Alors que le pays reste partiellement paralysé par des blocages armés sur plusieurs axes routiers stratégiques, le Gouvernement haïtien a fait le pari audacieux de relancer le transport aérien intérieur. Ce jeudi 5 juin 2025, un protocole d’accord a été signé entre l’État haïtien et la compagnie Sunrise Airways pour assurer, à partir du 12 juin, la reprise des vols domestiques au départ de l’aéroport Guy Malary vers Cap-Haïtien, Jacmel et Jérémie.
Cette décision intervient dans un contexte de forte instabilité, marqué par la fermeture forcée de la route de Martissant, principal accès au Grand Sud, sous le contrôle du gang de Ti Lapli, et par les violences persistantes à Canaan, bloquant l’axe Nord à hauteur de la Nationale #1. Ces deux points névralgiques, transformés en zones de non-droit, isolent respectivement les régions sud et nord du pays, provoquant un étouffement économique et social sans précédent.
Pour le Premier ministre Alix Didier Fils-Aimé, cette reprise des liaisons aériennes est une réponse pragmatique face à l’urgence. Il s’agit non seulement de permettre la libre circulation des personnes et des marchandises, mais aussi de réaffirmer la capacité de l’État à garantir une continuité territoriale, même en période de crise. Dans son allocution, il a souligné que l’aviation civile n’est pas seulement un outil de confort, mais désormais un levier de souveraineté.
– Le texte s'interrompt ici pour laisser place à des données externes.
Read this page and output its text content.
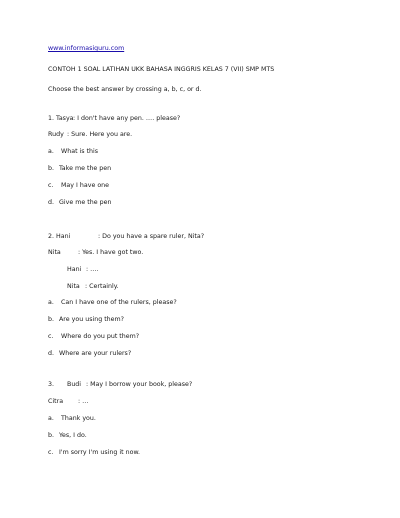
www.informasiguru.com
CONTOH 1 SOAL LATIHAN UKK BAHASA INGGRIS KELAS 7 (VII) SMP MTS
Choose the best answer by crossing a, b, c, or d.
1. Tasya : I don't have any pen. …. please?
Rudy : Sure. Here you are.
a. What is this
b. Take me the pen
c. May I have one
d. Give me the pen
2. Hani	: Do you have a spare ruler, Nita?
Nita	: Yes. I have got two.
Hani : ….
Nita : Certainly.
a. Can I have one of the rulers, please?
b. Are you using them?
c. Where do you put them?
d. Where are your rulers?
3. Budi : May I borrow your book, please?
Citra : …
a. Thank you.
b. Yes, I do.
c. I'm sorry I'm using it now.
La cérémonie de signature s’est déroulée en présence du ministre de l’Économie et des Finances, Alfred Métellus, du directeur général de l’Autorité Aéroportuaire Nationale, Yves Ducarmel François, et du président-directeur général de Sunrise Airways. Tous ont salué une initiative qui va au-delà de la relance économique, en se présentant comme un acte de résilience nationale.
Le blocage des routes nationales a provoqué une montée des prix des denrées de base, l’impossibilité pour des milliers de familles de se déplacer, et l’arrêt brutal de plusieurs opérations humanitaires. Dans ce contexte, les vols domestiques apparaissent comme une bouée de sauvetage pour de nombreuses régions, notamment le Sud-Ouest, totalement enclavé depuis plusieurs mois, et le Grand Nord, privé d’un accès direct à la capitale.
Cette reprise aérienne permet aussi de soutenir des secteurs clés comme le commerce, la santé, l’éducation ou encore le tourisme local, tout en envoyant un message de stabilité aux investisseurs et à la diaspora. Sunrise Airways, de son côté, s’est engagée à maintenir une régularité des vols, à des tarifs accessibles, tout en renforçant les mesures de sécurité à bord et dans les terminaux régionaux.
Mais au-delà de l’immédiat, la population attend des mesures structurelles. L’aviation ne saurait se substituer durablement à des routes fonctionnelles et sécurisées. De nombreuses voix s’élèvent pour réclamer une stratégie nationale de reconquête des axes routiers et de démantèlement des groupes armés qui entravent la circulation. La reprise des vols est une solution temporaire, certes salutaire, mais elle ne doit pas faire oublier que la véritable reconstruction passe aussi par la récupération des territoires aujourd’hui aux mains de groupes criminels.
En attendant, l’État haïtien prend les devants dans les airs. Là où les routes sont coupées, les ailes reprennent leur droit de passage. Le pays redécolle, non sans turbulence, mais avec détermination.